Por: Fernando Molica

O apagão é de todos

Sandoval de Araujo Feitosa Neto, diretor geral da Aneel | Foto: Divulgação/Aneel

O que foi dito lá no início da epidemia de dengue sobre o Aedes aegypti precisa ser repetido agora em relação ao que ocorre em São Paulo: não importa se o apagão é federal, estadual ou municipal, ele é de todos. Todas as instâncias de poder falharam ao não agirem para evitar o novo caos na maior cidade do país. 

A lista não ficaria completa sem a presença da Agência Nacional de Energia Elétrica (Aneel) que, assim como outros pares — em especial a ANS (Agência Nacional de Saúde Suplementar — demonstra muita compreensão com empresas que deveria fiscalizar, no caso, a Enel.

A propalada independência dessas agências reguladoras não pode ser garantia de impunidade; essa autonomia não as coloca acima dos poderes. E, por falar em poder, cabe ao Congresso Nacional, com o auxílio do Tribunal de Contas da União, fazer o  controle externo das agências reguladoras.

O diretor geral da Aneel, Sandoval de Araujo Feitosa Neto, foi nomeado em agosto de 2022 por Jair Bolsonaro, mas isso não exime o atual governo de pressioná-lo. Ontem, a Controladoria-Geral da União abriu uma sindicância contra a agência — a iniciativa é bem-vinda, mas chegou atrasada.

Governador de São Paulo e defensor intransigente das privatizações, Tarcísio de Freitas (Republicanos) não desferiu na Enel e na Aneel as vigorosas marteladas com as quais comemorou a licitação de um trecho do Rodoanel.

Não importa que a concessão seja federal e que a poda de árvores deveria ter sido feita pela prefeitura, comandada por um aliado — ele foi eleito para cuidar da população do estado, não poderia se otimir.

O prefeito Ricardo Nunes (MDB) não fez o básico: cuidar de árvores, podá-las e, mesmo, em situações mais emergenciais, remover algumas delas.  
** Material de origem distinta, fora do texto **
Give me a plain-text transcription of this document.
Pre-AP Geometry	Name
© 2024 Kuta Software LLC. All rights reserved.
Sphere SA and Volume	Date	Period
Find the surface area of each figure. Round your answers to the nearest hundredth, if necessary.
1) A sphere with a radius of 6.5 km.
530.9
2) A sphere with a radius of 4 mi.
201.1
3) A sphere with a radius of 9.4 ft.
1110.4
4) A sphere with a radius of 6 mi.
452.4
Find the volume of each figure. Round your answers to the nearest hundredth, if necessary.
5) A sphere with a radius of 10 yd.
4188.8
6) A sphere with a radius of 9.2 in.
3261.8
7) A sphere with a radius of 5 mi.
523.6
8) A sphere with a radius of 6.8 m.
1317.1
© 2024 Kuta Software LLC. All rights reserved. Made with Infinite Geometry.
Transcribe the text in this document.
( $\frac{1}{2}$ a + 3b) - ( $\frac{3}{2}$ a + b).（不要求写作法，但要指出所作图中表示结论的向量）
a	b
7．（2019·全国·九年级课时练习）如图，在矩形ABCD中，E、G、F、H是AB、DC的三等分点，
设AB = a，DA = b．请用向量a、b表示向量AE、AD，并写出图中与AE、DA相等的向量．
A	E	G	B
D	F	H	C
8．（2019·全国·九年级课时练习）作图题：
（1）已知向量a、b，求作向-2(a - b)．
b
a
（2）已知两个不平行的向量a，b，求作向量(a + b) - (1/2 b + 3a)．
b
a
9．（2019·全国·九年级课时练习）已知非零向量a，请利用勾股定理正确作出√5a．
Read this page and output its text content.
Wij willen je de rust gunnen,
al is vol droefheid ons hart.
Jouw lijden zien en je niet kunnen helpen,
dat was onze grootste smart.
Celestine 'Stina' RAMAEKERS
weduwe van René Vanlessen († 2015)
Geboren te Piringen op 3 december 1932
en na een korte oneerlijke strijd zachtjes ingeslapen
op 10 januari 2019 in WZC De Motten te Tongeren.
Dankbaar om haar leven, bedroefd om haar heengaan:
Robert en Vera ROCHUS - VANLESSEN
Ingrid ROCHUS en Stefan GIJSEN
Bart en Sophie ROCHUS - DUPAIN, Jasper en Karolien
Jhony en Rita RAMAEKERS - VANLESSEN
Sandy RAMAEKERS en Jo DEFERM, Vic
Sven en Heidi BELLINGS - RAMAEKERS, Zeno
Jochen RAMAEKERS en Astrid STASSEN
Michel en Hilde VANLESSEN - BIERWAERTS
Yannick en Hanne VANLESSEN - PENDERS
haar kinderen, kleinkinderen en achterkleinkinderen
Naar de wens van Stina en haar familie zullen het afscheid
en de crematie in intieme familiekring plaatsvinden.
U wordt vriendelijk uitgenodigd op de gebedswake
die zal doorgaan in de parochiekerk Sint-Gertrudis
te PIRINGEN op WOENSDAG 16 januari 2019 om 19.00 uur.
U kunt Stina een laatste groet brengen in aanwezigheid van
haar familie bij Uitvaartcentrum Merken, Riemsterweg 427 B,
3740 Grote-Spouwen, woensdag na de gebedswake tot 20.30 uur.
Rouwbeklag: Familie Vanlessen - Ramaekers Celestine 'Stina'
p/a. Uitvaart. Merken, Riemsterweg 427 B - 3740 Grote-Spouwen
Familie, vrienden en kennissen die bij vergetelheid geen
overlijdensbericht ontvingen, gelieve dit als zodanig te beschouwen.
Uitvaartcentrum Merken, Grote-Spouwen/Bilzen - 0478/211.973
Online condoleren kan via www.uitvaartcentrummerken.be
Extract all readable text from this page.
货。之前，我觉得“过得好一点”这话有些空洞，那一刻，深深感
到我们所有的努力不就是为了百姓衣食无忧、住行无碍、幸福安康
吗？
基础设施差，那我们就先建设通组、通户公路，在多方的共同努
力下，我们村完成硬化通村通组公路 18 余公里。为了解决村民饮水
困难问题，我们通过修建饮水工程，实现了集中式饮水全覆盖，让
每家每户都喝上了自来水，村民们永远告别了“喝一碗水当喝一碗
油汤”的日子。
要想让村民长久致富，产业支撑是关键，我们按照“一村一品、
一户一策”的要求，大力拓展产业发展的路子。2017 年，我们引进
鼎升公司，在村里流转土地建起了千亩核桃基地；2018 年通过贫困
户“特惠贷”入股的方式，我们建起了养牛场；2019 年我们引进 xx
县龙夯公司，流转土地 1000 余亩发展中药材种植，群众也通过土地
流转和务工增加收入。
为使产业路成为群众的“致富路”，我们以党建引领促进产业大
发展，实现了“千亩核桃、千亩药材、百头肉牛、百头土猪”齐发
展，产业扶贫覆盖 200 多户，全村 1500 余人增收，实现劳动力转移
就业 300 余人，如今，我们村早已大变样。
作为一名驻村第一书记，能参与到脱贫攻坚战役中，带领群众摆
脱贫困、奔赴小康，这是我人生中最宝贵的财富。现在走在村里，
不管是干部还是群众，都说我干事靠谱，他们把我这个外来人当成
O novo apagão reforça a necessidade de se repensar o processo de privatizações. Não que deva ser interrompido, em tese não cabe ao Estado cuidar da distribuição de energia elétrica. Mas, como poderes concedentes, os governos não podem agir de maneira irresponsável deixando que empresas, na ânsia de reduzir custos e de produzir superávit, sejam negligentes com a qualidade de serviços, muitas vezes, essenciais.

É fácil lucrar demitindo profissionais qualificados e repassando para mãos terceirizadas tarefas ligadas diretamente a atividade-fim de uma empresa. Não é correto que governantes exaltem os prodígios econômicos de companhias privatizadas sem levarem em conta a qualidade dos serviços prestados.

É preciso também repensar o modelo das agências reguladoras. A existência de mandatos para seus diretores foi essencial para que a Anvisa tomasse, durante a pandemia, decisões que contrariavam o então o presidente da República.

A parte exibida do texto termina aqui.